Quand l’hiver à nouveau a remplacé l’automne, le voir sur le trottoir avec ses compagnons, me faisait de la peine. Un soir ils ont allumé un feu de fortune. Une voiture de police les a ramenés à l’ordre. Il a fait tellement froid l’hiver de cette année, que je tremblais souvent sous mon manteau de laine. Quand je les regardais, couchés sur leurs cartons, j’avais comme un pincement de cœur et j’espérais qu’ils passeraient l’hiver. Je n’ai pourtant pas osé, lui proposer une couverture ou encore une veste pour affronter les grands froids de l’hiver. A cause du mur de verre qui séparait nos deux mondes ? Surtout ne pas sortir de ma zone de confort. Franchir le mur de verre pouvait être risqué et induire malgré moi, une familiarité que j’anticipais dangereuse. Egoïsme, égocentrisme, indifférence, peur ou lâcheté ? Le fait est que je n’ai pas franchi le mur de verre. S’il n’avait pas été dans la rue que j’habite, j’aurais pris je crois, le risque de donner puisqu’en retour je n’aurais pas couru le risque de le revoir. C’esi idiot je le crois, c’est un manque de courage, mais je pouvais ne pouvais risquer la familiarité.

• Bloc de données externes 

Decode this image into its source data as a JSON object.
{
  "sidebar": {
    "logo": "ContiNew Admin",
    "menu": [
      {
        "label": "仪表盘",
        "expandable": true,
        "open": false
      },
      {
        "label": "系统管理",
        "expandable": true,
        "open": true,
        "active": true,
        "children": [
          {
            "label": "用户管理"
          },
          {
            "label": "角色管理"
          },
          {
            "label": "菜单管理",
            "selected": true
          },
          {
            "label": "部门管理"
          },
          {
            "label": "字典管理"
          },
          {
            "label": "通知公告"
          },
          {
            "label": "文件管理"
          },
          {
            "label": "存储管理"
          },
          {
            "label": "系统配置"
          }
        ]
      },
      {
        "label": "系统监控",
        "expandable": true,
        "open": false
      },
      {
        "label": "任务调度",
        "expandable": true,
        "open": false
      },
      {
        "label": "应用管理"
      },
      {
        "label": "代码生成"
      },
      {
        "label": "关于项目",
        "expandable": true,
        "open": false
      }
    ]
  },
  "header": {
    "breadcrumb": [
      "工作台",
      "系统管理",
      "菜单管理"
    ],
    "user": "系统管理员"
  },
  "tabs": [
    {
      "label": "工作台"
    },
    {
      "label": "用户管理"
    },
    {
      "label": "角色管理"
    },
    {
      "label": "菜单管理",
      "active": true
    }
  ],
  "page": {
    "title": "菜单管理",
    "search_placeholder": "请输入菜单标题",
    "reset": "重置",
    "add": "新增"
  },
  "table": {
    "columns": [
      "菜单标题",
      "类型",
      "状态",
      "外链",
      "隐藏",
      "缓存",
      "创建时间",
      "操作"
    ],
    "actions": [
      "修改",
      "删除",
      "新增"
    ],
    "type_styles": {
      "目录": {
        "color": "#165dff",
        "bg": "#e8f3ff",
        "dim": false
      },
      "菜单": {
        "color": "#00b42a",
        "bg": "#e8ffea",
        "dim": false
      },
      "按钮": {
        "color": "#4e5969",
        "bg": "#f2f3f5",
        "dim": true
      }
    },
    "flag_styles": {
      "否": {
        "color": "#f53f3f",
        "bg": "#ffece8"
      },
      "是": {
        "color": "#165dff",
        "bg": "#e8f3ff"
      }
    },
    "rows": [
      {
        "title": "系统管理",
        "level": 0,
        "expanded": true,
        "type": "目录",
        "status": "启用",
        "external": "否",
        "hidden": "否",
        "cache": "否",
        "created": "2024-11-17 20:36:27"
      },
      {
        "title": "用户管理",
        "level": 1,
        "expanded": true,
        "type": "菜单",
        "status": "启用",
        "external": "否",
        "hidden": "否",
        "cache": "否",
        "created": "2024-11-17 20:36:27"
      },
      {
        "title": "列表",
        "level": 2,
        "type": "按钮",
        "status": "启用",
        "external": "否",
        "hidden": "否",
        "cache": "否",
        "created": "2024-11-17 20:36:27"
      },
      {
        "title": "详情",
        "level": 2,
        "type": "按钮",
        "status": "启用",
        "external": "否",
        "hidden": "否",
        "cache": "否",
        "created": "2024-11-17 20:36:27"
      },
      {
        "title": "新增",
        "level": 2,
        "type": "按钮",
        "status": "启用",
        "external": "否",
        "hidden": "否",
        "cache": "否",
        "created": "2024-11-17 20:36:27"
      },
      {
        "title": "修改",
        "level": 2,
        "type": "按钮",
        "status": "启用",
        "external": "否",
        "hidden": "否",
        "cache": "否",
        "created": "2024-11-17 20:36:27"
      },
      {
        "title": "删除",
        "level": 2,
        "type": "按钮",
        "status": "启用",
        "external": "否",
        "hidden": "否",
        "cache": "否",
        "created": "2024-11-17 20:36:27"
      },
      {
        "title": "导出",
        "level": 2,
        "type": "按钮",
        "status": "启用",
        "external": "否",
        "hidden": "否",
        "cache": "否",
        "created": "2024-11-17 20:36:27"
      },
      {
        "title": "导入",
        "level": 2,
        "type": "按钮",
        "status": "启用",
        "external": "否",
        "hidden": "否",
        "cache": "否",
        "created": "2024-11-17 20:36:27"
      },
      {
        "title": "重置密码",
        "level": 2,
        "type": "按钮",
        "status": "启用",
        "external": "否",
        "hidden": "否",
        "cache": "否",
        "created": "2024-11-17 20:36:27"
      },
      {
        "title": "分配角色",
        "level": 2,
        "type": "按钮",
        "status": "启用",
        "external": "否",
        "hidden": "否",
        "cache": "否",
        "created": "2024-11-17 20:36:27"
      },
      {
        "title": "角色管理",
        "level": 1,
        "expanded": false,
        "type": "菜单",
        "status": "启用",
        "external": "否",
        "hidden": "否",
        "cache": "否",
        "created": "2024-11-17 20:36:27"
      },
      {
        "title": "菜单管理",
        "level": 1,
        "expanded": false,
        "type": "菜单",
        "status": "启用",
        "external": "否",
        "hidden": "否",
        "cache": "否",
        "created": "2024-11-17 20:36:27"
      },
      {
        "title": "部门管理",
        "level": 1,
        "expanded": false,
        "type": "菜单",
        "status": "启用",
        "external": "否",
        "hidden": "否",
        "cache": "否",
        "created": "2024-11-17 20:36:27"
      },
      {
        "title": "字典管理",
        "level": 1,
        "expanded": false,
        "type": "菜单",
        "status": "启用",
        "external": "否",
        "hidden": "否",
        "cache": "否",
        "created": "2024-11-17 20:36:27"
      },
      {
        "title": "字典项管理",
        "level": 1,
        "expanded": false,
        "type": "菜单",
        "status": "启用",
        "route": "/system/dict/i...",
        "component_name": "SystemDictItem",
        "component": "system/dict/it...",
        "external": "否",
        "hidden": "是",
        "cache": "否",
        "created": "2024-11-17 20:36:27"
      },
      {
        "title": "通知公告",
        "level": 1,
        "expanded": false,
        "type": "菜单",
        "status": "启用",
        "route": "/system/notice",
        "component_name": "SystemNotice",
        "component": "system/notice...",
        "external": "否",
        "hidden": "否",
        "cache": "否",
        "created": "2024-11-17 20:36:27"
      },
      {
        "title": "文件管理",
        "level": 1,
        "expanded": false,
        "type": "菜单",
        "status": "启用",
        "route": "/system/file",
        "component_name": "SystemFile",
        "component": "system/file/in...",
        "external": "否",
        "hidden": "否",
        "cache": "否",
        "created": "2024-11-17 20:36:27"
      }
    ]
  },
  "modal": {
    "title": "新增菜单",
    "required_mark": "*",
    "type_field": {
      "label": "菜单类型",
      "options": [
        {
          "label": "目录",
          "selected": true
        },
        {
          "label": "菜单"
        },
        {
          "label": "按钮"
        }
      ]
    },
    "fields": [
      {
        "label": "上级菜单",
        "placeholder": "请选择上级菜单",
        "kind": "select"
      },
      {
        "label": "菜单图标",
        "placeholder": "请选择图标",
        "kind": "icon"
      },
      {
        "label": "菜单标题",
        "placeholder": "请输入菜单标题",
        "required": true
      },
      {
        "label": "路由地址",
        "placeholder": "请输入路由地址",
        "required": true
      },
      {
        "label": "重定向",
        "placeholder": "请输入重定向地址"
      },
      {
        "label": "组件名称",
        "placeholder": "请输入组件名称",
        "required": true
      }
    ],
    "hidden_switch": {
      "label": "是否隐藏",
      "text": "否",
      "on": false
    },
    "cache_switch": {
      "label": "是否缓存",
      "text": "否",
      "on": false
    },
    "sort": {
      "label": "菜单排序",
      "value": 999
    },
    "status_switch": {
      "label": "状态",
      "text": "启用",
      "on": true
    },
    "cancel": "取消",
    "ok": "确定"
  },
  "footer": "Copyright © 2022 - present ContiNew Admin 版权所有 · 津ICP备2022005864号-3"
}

Un matin en sortant, il y avait du monde, une voiture de police et un attroupement. Il était mort de froid, une nuit sur un trottoir de Paris. Un trottoir dans la rue où j’avais un abri. Pour les gens tout autour c’était un fait divers, pour la police aussi un simple fait d’hiver, un point de statistique. Pour moi c’était un homme, au visage singulier qui en moins de deux ans a vieilli de dix ans. Il me disait bonsoir quand je rentrais le soir. Il a été le premier à venir questionner un mur inconscient, le mur fait de verre. Les larmes ont coulé derrière le mur de verre. Je pleurais l’homme que peut-être personne ne pleurerait. Je pleurais sur la famille qui peut-être, ne saurait jamais. Je pleurais sur la personne derrière un mur de verre qui n’avait pas osé donner une couverture. En partant ce matin, les souvenirs reviennent et je me rappelle un sourire, de cet homme inconnu. J’emporte le regret de n’avoir pas pu dire à celui qu’on emporte, que derrière le sans abri, avait affleuré l’homme et qu’il m’avait touchée. Touchée par sa détresse et par la gentillesse qui transparaissaient malgré les vapeurs d’alcool et les bruits de l’ivresse.
Jamais je ne saurais qui était cet homme, mais je sais déjà que je ne serai plus la même. Une rencontre qui n’a pas eu lieu, aura touché mon cœur et bouleversé ma vie. En montant dans le bus pour aller travailler, je pleure un inconnu, un visage dans ma rue.
D’autres hivers s’annoncent parfois rudes parfois moins. D’autres hommes et femmes, déclassés de la société, rendus invisibles parce qu’heurtant nos consciences. Bannis de nos regards pour ne pas ébranler nos zones de conforts. Ces hommes et ces femmes sont bien existants. Individus totaux sous le nom de SDF. Ils attendent parfois au-delà de « l’aumône culpabilisée » juste un regard qui dit « je te vois tu existes ».
Je me souviens d’un soir au RER Nation deux femmes demandaient l’aumône, à quelques mètres l’une de l’autre. J’en ai passé une et suis allée vers l’autre. La seconde a crié pour dire qu’elle existait et ça a marqué mon cœur. Je suis revenue sur mes pas et je savais alors que me contenter de lui donner une pièce ne serait pas suffisant. Je me suis accroupie et lui ai parlé un peu. Je lui ai demandé pardon de l’avoir blessée. Je lui ai parlé de Celui qui a changé ma vie et sous le regard duquel elle existe toujours. Je lui ai pris la main avant de la quitter. Elle m’a autorisée à prier avec elle. Au moment de partir en me relevant, j’ai vu dans son regard une lueur spécifique. Nous étions deux personnes de deux mondes différents qui avaient dépassé les limites du mur de verre. Nous avions partagé un temps inoubliable, temps de fraternité en humanité. Elle a vu qu’à mes yeux au moins pour un instant, elle était une personne et pas une « SDF » comme on dit.
Je ne sais pas ce qu’elle est devenue. J’espère que cette rencontre peut être anecdotique, lui aura apporté une lueur d’espérance.